Sekedik

7.1K 716 95
                                    

Kuntilanak itu mengganggu lagi. Kali ini kertas-kertas gambaranku yang menjadi korbannya.

Waktu aku baru pulang ke kos, kamarku tidak sama lagi seperti terakhir aku tinggalkan. Banyak barang yang sudah berpindah ke tempat yang tidak seharusnya. Seperti akuarium kecil yang kutaruh di dekat night table, akuarium itu kini berada di atas TV. Pecah. Ikan mas yang ada di dalamnya telah mati, dan menjadi hantu di dalam akuarium pecah itu. Dampak yang paling parah adalah meja tempat aku biasa menggambar, karya setengah jadiku rusak tersiram tinta.

Aku memejamkan mata, fokus sedalam mungkin agar bisa memanggil Sammy. Aku butuh bantuannya. Sammy? Sammy? Di mana dia saat aku membutuhkan—

"Kenapa, Vid?"

"Bantuin saya," bisikku, pura-pura merapikan kertas-kertas yang ada di atas meja. Agar kuntilanak itu tidak sadar kalau aku sedang mencari tahu keberadaannya di kamarku. "Di mana kuntilanak itu sekarang? Dia ngeganggu saya lagi, Vid. Yang ini sudah keterlaluan."

"Yang bikin kamu koma itu juga keterlaluan."

"I know. Apapun yang dia lakuin keterlaluan. Saya udah capek. Kalo dia emang butuh sesuatu sama saya, harusnya dia muncul saat saya manggil dia. Tapi dia malah selalu sembunyi. Tell me, Sam. Where is she?" Aku mulai mengedarkan pandangan ke seluruh kamar kosku. "Ada?"

Sammy berdeham. "Ada. Di atas lemari kamu.Lagi duduk sambil nyisir, senyum ke arah kamu."

"Kamu butuh apa?" tanyaku, bukan pada Sammy, tapi pada kuntilanak itu. "Kenapa kamu ganggu saya terus? Kenapa kamu nggak mau menunjukkan wujud kamu di depan saya? Jawab!"

"Vidi," tutur Sammy ketakutan. "Matanya berubah merah, dia kayaknya marah sama kamu."

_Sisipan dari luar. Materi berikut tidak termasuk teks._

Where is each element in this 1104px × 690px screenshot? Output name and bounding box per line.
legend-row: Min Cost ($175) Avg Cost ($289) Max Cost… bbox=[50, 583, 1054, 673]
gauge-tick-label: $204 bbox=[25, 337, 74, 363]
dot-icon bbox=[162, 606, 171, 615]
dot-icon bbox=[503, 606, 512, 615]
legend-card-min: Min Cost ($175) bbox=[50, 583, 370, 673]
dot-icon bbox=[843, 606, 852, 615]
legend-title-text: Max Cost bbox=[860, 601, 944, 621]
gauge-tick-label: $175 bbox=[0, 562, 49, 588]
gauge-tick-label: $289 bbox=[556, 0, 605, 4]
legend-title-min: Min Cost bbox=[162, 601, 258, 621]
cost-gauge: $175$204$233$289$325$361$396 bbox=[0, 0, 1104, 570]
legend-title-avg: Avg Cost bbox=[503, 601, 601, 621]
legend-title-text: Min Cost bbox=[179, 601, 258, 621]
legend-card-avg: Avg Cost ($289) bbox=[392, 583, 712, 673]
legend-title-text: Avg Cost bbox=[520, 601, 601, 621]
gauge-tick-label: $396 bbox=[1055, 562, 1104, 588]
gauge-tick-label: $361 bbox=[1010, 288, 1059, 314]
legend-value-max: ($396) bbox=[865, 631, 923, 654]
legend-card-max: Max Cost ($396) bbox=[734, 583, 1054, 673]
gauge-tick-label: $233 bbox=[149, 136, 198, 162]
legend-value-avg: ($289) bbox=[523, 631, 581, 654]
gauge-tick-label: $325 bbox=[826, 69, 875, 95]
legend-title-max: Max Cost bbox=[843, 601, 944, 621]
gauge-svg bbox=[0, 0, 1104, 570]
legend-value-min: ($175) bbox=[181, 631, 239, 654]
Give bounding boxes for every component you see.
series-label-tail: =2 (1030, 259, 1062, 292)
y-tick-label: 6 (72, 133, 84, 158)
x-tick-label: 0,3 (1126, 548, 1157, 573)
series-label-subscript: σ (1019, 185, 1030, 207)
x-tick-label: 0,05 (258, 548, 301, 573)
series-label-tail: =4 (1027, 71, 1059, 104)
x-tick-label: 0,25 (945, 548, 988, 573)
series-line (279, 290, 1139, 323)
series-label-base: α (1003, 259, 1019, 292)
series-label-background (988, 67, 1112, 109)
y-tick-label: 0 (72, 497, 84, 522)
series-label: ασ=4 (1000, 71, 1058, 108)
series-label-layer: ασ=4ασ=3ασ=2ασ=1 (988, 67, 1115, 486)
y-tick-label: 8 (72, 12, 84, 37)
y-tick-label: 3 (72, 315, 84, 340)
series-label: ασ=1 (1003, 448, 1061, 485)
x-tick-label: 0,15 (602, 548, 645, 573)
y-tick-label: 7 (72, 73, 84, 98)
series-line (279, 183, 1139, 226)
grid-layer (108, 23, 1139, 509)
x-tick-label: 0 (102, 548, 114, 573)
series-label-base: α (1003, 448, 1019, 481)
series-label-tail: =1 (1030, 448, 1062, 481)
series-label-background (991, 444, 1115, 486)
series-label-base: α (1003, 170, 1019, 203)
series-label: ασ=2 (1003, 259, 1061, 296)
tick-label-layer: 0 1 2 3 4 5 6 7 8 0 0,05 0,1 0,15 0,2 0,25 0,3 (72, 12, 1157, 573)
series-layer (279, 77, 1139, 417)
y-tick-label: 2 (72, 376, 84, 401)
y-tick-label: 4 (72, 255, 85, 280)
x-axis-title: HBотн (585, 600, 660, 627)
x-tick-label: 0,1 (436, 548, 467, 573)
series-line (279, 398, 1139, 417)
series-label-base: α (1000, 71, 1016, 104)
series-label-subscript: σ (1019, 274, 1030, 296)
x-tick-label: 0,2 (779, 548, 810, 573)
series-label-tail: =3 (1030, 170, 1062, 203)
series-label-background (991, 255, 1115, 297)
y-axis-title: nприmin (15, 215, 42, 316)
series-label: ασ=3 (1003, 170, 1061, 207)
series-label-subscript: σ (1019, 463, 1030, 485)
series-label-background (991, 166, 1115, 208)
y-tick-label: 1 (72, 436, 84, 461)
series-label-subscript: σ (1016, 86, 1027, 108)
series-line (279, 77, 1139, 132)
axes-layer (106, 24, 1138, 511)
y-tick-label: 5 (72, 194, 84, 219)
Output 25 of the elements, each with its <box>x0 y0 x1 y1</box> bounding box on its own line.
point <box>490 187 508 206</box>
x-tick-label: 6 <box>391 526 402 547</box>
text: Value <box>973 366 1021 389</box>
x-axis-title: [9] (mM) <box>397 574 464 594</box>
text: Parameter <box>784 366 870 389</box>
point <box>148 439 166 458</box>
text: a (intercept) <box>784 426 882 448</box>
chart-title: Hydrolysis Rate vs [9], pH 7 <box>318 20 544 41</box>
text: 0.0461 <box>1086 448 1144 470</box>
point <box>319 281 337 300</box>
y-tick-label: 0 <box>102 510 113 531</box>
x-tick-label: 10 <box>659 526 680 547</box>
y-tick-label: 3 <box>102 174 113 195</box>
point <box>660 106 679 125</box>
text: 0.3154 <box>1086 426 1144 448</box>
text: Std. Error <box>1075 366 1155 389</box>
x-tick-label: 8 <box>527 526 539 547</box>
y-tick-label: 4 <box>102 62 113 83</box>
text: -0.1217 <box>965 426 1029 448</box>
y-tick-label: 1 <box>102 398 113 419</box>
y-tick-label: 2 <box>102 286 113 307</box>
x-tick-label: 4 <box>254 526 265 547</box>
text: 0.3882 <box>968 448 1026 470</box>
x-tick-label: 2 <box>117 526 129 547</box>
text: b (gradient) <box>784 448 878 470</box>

Aku tidak peduli. Aku terlalu lelah terus menghindari kuntilanak ini. Sudah terlalu sering dia menggangguku. Telah setahun lebih ini dia melakukannya, dan aku mau dia berhenti. Aku ingin hidup yang tenang, tidak ada gangguan semacam ini. Aku tahu tugasnya ada di dunia ini hanyalah untuk mengganggu orang yang masih hidup. Kenapa harus aku? Memangnya hanya aku yang punya kutukan ini, hmmh? Masih banyak di luar sana. Ganggu saja yang lain, jangan aku!

"VIDI!" seru Sammy makin ketakutan. "Tangannya udah terjulur, Vid. Dia kayak mau nyekik kamu. Lari, Vidi! Lari! Jangan diem aja di situ! Emangnya kamu nggak sayang sama nyawa kamu sendi—LARI, VID!!!"

"Nggak bisa," desisku susah payah. "Badan saya kaku!"

Entah apa yang terjadi, tetapi aku yakin apa yang Sammy katakan benar. Leherku sangat dingin, lambat-laun rasa dingin itu berubah menjadi cengkraman. Menekan keras jakunku. Aku susah bernapas. Aku dicekik. Aku mencoba menarik diri, menggerakkan sedikit saja badanku untuk berpindah lalu aku bisa berlari keluar kamar. Tidak, badanku malah semakin kaku. Rasa dingin itu menjalar ke dadaku. Menusuk tepat ke paru-paru. Perih dan menyakitkan.

"Vid, a—aku ng—nggak bi—bi—bisa napas," kata Sammy patah-patah.

Kepalaku mulai pusing, tubuhku terangkat ke udara. Kakiku bergerak gelisah, mataku mulai berkunang-kunang. Apa aku akan mati? Sammy? Tidak! Aku tidak boleh membawa orang lain bersamaku jika aku harus mati di tangan setan. Lagi pula, kenapa setan ini bisa menyentuhku? Apa artinya?

"Minggat you sana kuntilanak gilingan!"

Aku terhempas jatuh ke lantai. Memegang leherku yang nyeri dan panas. Aku terbatuk beberapa kali. Aku juga bisa mendengar Sammy mengatur napasnya. Di kepalaku kembali diisi pertanyaan-pertanyaan tentang kuntilanak itu. Kalau sudah begini, aku makin yakin kalau hidupku dalam bahaya besar. Aku harus menyelesaikan masalahku dengan kuntilanak tersebut. Aku harus mencari tahu caranya.